Nuno Crato, ministro da Educação e Ciência, anunciou, esta terça-feira, o recurso da decisão do colégio arbitral de não decretar serviços mínimos na greve dos professores a 17 de junho, recusando adiar os exames marcados para esse dia.

Em declaração aos jornalistas no Ministério, Nuno Crato manifestou surpresa pela decisão do colégio arbitral, que, por maioria, decidiu não decretar serviços mínimos, sublinhando que “é a primeira vez que, no caso da Educação, há um acórdão sobre este tema”, mas que “a jurisprudência existente” parece apontar noutro sentido daquela que foi a decisão tomada, avança a edição do JN.

“A decisão do Supremo Tribunal Administrativo e o acórdão do Tribunal Constitucional sobre casos semelhantes em greves a exames foram no sentido de não permitir que os exames fossem perturbados.
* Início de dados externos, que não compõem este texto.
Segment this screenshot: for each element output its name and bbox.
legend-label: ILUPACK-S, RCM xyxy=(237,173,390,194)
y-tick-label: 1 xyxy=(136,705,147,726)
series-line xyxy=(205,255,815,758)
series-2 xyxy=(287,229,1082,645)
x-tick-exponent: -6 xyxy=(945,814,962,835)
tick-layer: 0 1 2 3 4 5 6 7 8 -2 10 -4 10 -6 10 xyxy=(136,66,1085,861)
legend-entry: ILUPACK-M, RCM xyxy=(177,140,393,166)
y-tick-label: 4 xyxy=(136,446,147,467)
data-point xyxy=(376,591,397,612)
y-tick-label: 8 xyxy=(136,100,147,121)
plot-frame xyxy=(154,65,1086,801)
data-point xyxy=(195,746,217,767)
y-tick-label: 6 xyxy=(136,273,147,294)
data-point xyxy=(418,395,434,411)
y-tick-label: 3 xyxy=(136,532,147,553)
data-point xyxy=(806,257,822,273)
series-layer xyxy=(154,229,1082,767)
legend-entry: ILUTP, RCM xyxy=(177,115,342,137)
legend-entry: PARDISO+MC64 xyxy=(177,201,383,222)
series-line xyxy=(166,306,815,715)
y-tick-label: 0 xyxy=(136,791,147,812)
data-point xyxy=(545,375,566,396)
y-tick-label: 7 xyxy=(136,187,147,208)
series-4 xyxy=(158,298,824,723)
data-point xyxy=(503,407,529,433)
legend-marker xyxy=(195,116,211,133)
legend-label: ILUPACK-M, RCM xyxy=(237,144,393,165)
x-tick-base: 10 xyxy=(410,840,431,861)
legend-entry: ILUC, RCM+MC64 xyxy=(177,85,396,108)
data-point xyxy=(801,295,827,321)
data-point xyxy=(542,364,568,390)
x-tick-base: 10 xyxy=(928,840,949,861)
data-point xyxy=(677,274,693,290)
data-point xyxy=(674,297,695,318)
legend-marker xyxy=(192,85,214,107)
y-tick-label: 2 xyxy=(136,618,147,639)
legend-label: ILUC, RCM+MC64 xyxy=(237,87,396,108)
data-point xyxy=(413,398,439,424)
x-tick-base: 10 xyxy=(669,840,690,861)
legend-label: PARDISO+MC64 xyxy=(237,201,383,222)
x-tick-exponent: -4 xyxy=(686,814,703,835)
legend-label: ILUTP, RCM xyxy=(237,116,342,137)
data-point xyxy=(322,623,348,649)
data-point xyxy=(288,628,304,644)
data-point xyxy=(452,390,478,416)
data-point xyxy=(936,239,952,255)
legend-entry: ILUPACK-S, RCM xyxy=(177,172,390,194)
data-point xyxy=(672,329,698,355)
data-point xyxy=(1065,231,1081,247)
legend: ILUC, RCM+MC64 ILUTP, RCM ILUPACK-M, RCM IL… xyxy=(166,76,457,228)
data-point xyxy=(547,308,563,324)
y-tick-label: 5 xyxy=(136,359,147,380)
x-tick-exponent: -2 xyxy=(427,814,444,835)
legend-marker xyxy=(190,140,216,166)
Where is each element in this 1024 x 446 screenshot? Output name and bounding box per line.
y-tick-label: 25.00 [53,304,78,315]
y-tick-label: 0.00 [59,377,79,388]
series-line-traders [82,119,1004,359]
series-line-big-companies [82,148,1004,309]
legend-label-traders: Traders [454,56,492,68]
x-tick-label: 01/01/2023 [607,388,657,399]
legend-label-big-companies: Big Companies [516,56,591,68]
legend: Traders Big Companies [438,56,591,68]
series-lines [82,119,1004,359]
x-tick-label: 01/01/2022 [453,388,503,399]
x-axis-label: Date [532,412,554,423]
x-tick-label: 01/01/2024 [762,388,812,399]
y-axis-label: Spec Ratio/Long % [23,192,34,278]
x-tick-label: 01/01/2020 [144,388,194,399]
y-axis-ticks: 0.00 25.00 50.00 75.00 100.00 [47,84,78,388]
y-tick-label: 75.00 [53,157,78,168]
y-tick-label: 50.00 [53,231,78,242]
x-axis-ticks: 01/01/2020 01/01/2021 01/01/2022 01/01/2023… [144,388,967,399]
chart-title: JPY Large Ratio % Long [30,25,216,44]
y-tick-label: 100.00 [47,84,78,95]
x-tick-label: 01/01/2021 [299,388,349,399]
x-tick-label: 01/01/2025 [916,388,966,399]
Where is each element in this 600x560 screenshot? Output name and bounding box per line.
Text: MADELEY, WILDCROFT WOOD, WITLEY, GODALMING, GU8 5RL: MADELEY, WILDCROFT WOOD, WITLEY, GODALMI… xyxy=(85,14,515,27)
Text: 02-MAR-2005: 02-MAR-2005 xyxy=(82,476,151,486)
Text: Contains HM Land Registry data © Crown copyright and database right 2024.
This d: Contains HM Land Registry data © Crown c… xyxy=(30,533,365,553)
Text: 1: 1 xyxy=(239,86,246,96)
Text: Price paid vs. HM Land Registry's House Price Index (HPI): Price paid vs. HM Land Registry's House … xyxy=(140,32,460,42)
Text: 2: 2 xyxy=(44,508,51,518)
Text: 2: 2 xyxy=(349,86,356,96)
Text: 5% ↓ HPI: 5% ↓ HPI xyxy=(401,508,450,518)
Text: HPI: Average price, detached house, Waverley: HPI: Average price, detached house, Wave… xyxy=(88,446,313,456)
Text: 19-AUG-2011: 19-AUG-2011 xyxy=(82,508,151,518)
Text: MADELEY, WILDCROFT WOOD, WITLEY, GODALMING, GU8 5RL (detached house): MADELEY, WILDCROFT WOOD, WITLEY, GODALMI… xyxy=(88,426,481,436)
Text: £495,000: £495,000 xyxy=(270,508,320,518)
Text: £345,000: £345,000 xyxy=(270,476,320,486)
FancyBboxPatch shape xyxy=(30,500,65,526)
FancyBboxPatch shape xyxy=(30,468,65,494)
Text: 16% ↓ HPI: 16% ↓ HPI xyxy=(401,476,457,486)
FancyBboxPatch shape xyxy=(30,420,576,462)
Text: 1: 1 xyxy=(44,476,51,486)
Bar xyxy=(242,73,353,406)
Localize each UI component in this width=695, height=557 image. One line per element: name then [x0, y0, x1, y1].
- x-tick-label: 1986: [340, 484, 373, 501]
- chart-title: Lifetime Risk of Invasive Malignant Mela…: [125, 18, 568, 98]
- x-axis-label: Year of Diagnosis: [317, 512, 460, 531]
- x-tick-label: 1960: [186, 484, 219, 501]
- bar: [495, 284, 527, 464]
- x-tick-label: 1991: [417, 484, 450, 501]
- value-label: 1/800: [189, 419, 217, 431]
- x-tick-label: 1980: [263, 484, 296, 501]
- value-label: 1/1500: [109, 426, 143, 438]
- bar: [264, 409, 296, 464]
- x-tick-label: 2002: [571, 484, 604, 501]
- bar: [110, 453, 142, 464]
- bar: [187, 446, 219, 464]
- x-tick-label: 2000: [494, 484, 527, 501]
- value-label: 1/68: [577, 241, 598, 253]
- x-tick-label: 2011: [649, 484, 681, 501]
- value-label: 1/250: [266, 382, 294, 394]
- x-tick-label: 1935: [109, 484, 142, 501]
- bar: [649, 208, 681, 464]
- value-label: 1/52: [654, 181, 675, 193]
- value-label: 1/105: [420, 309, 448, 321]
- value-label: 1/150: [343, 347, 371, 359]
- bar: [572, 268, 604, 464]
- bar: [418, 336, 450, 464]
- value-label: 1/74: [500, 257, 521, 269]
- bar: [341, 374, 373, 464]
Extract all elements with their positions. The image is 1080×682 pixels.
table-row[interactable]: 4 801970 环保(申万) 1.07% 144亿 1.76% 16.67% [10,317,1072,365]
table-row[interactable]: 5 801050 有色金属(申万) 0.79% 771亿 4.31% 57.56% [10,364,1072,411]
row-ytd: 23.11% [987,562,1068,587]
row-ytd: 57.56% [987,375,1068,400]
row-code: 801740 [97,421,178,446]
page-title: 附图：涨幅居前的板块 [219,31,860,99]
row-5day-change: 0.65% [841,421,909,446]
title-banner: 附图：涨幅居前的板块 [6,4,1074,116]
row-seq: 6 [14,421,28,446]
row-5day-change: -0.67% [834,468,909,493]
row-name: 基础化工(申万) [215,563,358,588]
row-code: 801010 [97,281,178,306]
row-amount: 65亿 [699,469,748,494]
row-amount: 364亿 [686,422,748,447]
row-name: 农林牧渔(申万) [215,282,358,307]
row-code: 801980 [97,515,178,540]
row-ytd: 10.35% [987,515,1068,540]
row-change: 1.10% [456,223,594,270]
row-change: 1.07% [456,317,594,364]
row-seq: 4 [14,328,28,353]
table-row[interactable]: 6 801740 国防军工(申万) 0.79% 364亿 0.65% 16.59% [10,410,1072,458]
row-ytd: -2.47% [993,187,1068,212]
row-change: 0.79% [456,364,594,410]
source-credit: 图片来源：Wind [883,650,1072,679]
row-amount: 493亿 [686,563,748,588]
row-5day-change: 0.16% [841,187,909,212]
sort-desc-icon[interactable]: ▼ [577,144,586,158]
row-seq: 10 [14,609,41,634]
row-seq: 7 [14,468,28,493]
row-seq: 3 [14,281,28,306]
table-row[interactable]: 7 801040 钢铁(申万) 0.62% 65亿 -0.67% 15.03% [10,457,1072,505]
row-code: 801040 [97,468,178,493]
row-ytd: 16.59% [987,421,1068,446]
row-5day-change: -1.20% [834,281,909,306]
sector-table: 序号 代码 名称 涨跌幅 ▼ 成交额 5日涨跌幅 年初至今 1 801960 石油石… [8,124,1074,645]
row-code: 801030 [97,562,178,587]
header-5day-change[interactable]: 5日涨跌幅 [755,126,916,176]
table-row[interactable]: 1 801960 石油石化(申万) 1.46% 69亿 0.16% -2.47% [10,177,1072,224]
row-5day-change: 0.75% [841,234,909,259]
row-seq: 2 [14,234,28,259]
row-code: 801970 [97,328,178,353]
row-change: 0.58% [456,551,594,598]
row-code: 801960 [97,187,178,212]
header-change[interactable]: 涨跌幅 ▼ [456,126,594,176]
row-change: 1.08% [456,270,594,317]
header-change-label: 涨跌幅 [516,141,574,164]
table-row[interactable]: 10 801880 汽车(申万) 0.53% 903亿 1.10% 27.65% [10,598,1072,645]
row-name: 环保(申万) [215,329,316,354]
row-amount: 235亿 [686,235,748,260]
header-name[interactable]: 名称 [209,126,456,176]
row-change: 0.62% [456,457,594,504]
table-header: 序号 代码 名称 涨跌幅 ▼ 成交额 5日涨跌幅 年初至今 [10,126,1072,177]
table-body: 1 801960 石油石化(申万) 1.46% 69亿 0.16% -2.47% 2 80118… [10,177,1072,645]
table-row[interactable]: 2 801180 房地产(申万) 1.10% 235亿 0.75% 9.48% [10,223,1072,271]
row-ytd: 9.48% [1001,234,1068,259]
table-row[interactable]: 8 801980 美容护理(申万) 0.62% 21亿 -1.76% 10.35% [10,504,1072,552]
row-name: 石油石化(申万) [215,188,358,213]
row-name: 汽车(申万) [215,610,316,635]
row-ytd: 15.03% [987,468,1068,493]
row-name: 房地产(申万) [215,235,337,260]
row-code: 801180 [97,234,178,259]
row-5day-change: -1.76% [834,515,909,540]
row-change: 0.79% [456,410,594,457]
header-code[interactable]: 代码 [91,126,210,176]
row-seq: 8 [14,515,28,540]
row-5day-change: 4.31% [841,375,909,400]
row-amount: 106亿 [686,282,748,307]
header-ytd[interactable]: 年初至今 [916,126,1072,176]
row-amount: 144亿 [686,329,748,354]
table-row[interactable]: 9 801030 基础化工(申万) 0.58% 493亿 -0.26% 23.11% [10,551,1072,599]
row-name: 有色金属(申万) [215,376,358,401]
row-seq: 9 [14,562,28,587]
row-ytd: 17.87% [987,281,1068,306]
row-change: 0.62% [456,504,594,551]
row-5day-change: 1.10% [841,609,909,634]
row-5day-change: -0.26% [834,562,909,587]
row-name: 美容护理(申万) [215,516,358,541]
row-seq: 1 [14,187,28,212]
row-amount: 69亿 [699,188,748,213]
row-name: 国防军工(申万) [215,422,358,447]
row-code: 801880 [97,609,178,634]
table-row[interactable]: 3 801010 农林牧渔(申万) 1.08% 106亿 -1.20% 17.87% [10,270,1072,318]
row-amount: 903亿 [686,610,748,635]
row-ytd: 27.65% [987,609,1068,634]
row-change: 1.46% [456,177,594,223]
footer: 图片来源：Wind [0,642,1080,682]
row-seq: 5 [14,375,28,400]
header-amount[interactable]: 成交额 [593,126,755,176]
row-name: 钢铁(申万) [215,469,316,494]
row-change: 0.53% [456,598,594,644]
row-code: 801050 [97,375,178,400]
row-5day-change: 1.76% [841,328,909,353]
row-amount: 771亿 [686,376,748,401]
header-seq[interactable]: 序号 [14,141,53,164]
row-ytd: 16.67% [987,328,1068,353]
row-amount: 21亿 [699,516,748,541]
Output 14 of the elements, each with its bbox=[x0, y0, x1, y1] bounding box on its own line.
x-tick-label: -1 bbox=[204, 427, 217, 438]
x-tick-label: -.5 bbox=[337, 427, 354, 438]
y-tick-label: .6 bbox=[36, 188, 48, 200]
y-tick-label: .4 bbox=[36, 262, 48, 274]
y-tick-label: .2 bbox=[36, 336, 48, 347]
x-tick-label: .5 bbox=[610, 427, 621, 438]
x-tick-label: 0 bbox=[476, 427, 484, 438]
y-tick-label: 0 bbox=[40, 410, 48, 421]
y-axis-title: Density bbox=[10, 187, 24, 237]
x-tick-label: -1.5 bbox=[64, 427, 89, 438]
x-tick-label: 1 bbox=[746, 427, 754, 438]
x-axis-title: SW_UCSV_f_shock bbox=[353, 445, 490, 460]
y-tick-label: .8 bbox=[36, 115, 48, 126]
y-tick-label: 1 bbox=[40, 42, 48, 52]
Nós vamos recorrer desta decisão”, anunciou.

Segundo a mesma fonte de informação, na opinião do ministro – numa declaração sem direito a perguntas -, desmarcar exames nesta situação “abriria um grave precedente”. O ministro da Educação defendeu ainda que “não podemos permitir que se instale um clima em que, por um simples pré-aviso de greve, os exames sejam recalendarizados com consequências nefastas para alunos, para pais e para professores”.

O governante garantiu que “o calendário de exames foi estabelecido de uma forma muito rigorosa” e que teve em conta “os feriados, o equilíbrio de intervalos entre exames de cadeiras fundamentais e teve em conta a necessidade de ter as notas atempadamente dadas para os alunos poderem prosseguir de ciclo ou poderem fazer a sua entrada na universidade”.